The words“les meufs c’est des putes” (“women are whores”), from his 2009 song “Courez Courez,” which roughly translates as “Sleep around, sleep around" were enough to have him convicted by the court.
Furthermore, he was found guilty of incitement to violence for the line “ferme ta gueule ou tu vas t’faire marie-trintigner” (“shut your mouth or you’ll end up like Marie Trintignant”) from the 2007 song “Saint-Valentine.”
Marie Trintignant was a French actress beaten to death in 2003 by her boyfriend, the French rockstar Bertrand Cantat.

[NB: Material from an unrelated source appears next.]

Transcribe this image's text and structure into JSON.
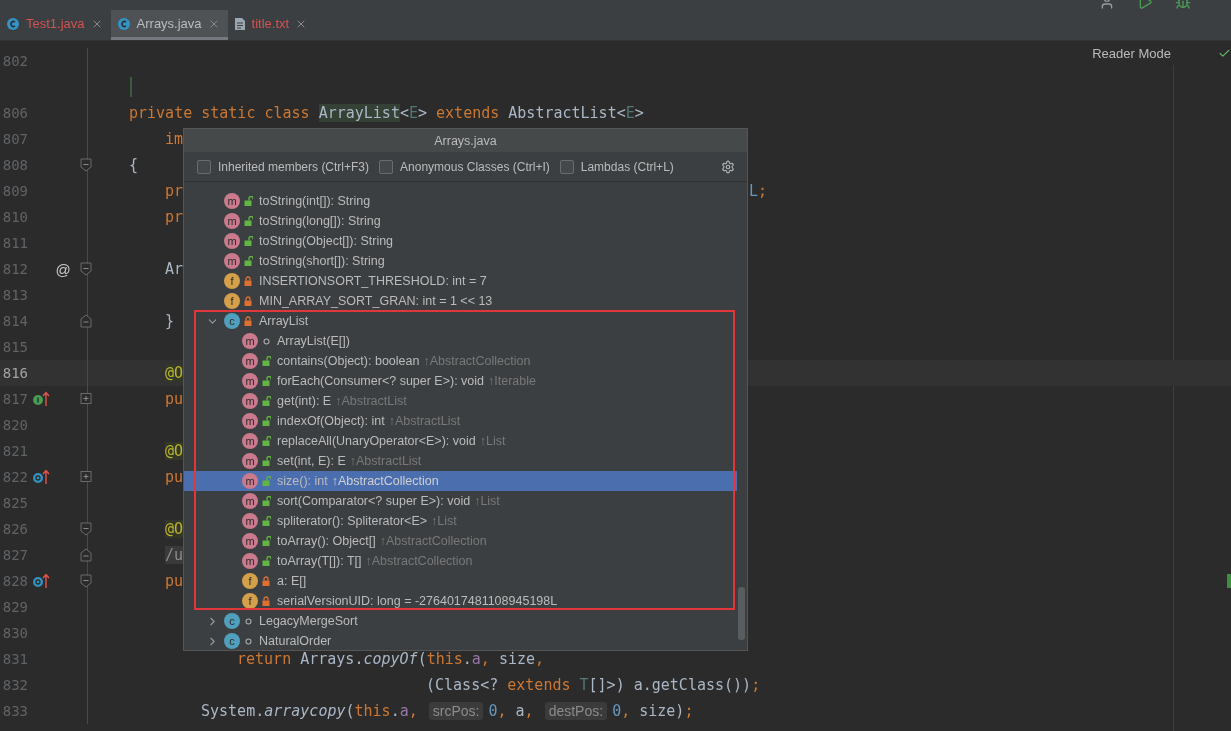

Cantat, the lead singer of the band Noir Desir, served four years of an eight-year sentence for manslaughter, in a high-profile case that caused massive controversy in France at the time.
Orelsan, whose real name is Aurélien Cotentin, had been pursued in court since 2009 by five separate women's rights organizations.
The feminist group Chiennes de garde (Watchdogs), Le collectif feministe contre le viol (The feminist collective against rape), La fédération national solidarité femmes (The women’s national solidarity federation), and Le mouvement français pour le planning familial (The French family planning movement), united in bringing charges against the rapper.
For his part, Orelsan’s lawyer Simon Tahar condemned the court on Friday for “clearing a wide, deep path for the censorship of artistic creation,” according to Europe 1 radio.
Conversely, Alain Weber, lawyer for the five plaintiff groups, said he was satisfied with what he called a “legal precedent” in “the struggle for the dignity of human beings.”
Four years ago, Orelsan, originally from Alençon in Normandy, was unsuccessfully sued by French feminist group ‘Ni putes ni soumises’ for his song “Sale pute” (“Dirty whore”), which was a source of controversy at the time.
In court on Friday, he was ordered to pay a suspended €1,000 fine for his lyrical transgressions.